In 1828, the Austrian botanist Wenzel Bojer “discovered” the Gulmohar or Flame of the Forest (Delonix regia) at Foul Point on the east coast of Madagascar. He introduced the tree to his European colleagues in the pages of Curtis’s Botanical Magazine. From Madagascar, the tree traveled to Mauritius and several other tropical regions including Singapore, where its presence was first recorded in 1840.
The botanical name of the tree derives from the Greek words delos, meaning “conspicuous,” and onyx, meaning “claw,” and, if one were to take some liberties, could roughly be translated as “the queen of the showgirls.”1
Oddly enough, this massive tree belongs to the same family as the the tiny pea (Fabaceae), and for its survival, it must engage in a delicate dance with the little butterfly. The Delonix is a classic psychophilous species—that is, it is pollinated by butterflies.2
The life of the Delonix flower is short and sweet.
Around midnight on the first day, the new flower begins to emerge from the bud. It comes into full bloom by nine in the morning, just in time for the butterflies’ morning rounds. The petals are conveniently arranged to provide a landing pad for the butterflies.3
The largest or standard petal proudly advertises its upper surface, which is white or light bluish and contains red stripes, contrasting with the red lateral petals and red upper surface of the sepals and the red stamen filaments.
The colors are a psychophilous adaptation, since butterflies like bright colors like red and yellow.

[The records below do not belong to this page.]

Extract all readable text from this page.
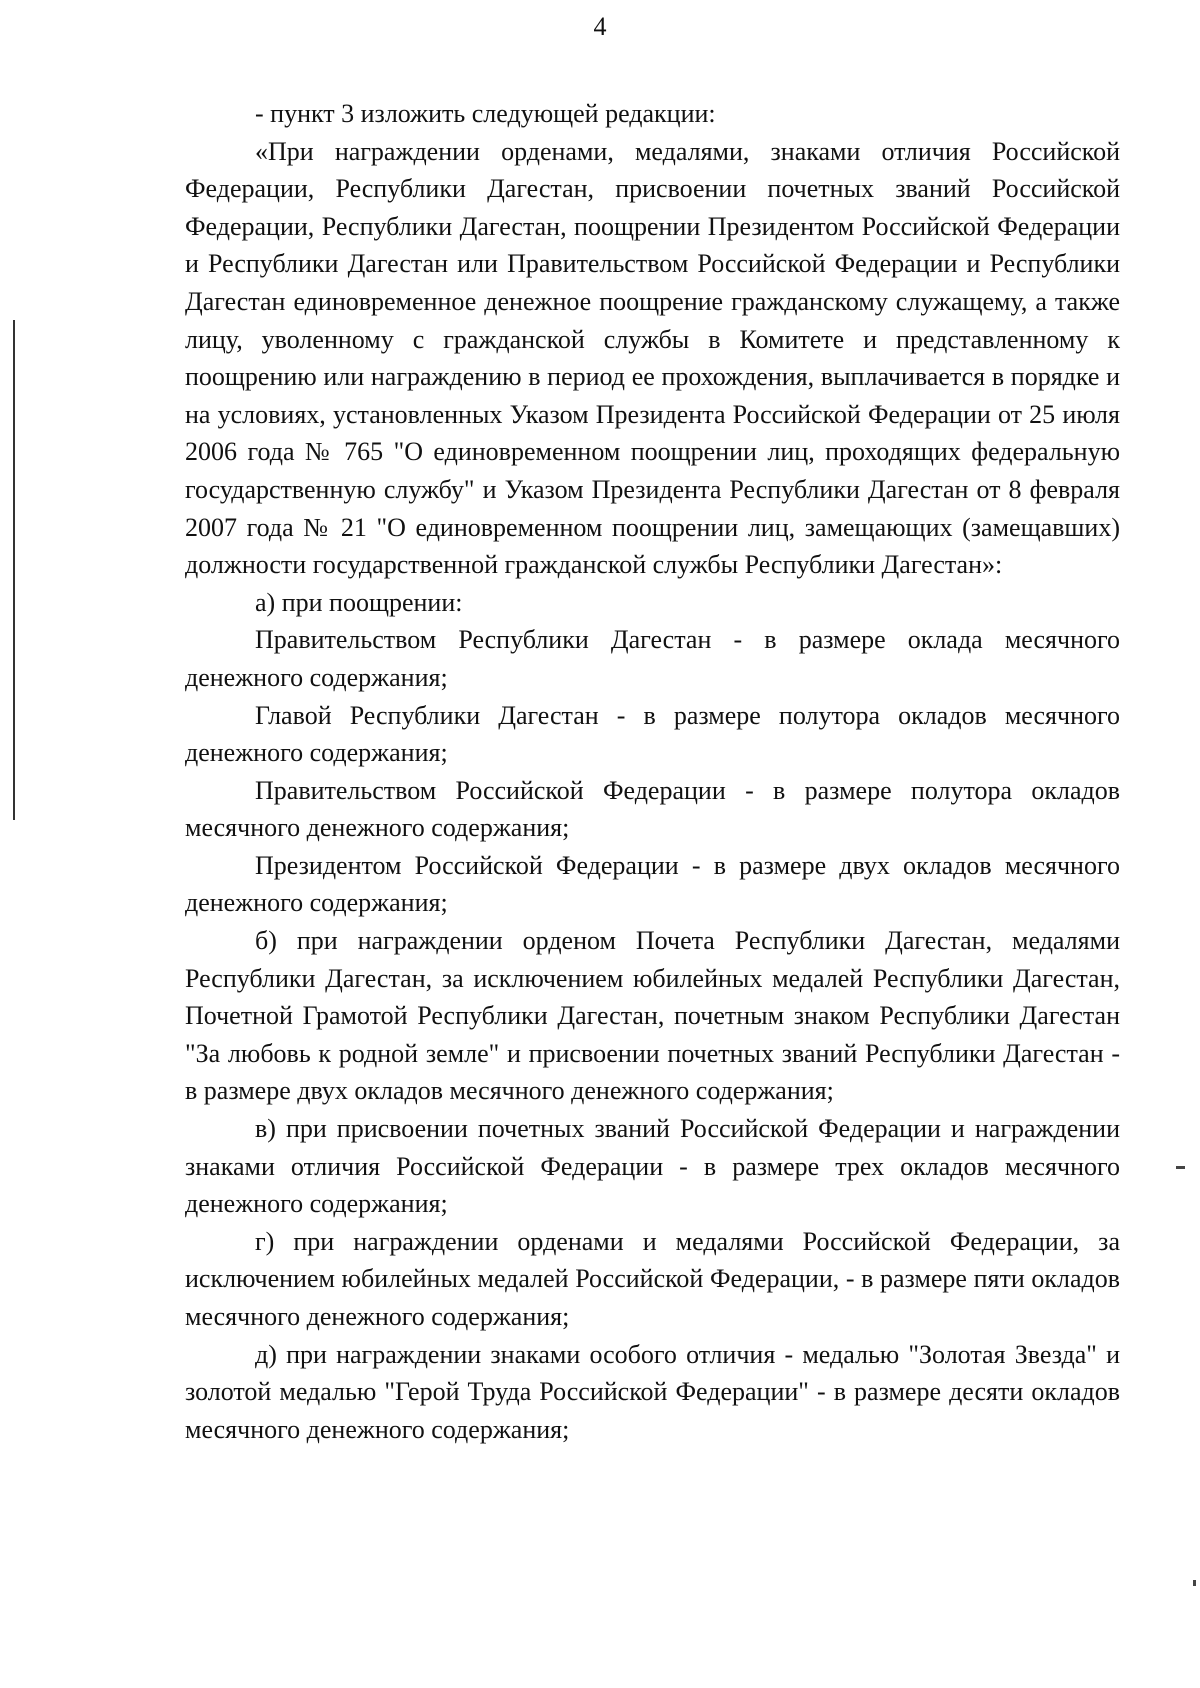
4

- пункт 3 изложить следующей редакции:

«При награждении орденами, медалями, знаками отличия Российской Федерации, Республики Дагестан, присвоении почетных званий Российской Федерации, Республики Дагестан, поощрении Президентом Российской Федерации и Республики Дагестан или Правительством Российской Федерации и Республики Дагестан единовременное денежное поощрение гражданскому служащему, а также лицу, уволенному с гражданской службы в Комитете и представленному к поощрению или награждению в период ее прохождения, выплачивается в порядке и на условиях, установленных Указом Президента Российской Федерации от 25 июля 2006 года № 765 "О единовременном поощрении лиц, проходящих федеральную государственную службу" и Указом Президента Республики Дагестан от 8 февраля 2007 года № 21 "О единовременном поощрении лиц, замещающих (замещавших) должности государственной гражданской службы Республики Дагестан»:

а) при поощрении:

Правительством Республики Дагестан - в размере оклада месячного денежного содержания;

Главой Республики Дагестан - в размере полутора окладов месячного денежного содержания;

Правительством Российской Федерации - в размере полутора окладов месячного денежного содержания;

Президентом Российской Федерации - в размере двух окладов месячного денежного содержания;

б) при награждении орденом Почета Республики Дагестан, медалями Республики Дагестан, за исключением юбилейных медалей Республики Дагестан, Почетной Грамотой Республики Дагестан, почетным знаком Республики Дагестан "За любовь к родной земле" и присвоении почетных званий Республики Дагестан - в размере двух окладов месячного денежного содержания;

в) при присвоении почетных званий Российской Федерации и награждении знаками отличия Российской Федерации - в размере трех окладов месячного денежного содержания;

г) при награждении орденами и медалями Российской Федерации, за исключением юбилейных медалей Российской Федерации, - в размере пяти окладов месячного денежного содержания;

д) при награждении знаками особого отличия - медалью "Золотая Звезда" и золотой медалью "Герой Труда Российской Федерации" - в размере десяти окладов месячного денежного содержания;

For the same reason, the standard petal has yellow markings to guide butterflies to its store of nectar concealed deep within. The tubular pathway to the nectar is never longer than the butterfly’s proboscis, so the nectar is always within reach.
Nectar is most abundant on the first day, slightly less on the second and almost absent thereafter.
By the evening of the first day, the standard petal appears despondent, its ends curled downwards.
On the second day, the flower starts to disintegrate, its organs falling off, one by one.
Soon, all of the branches of the Delonix are bare, the crimson canopy from the tree above transformed into a velvety carpet on the ground below.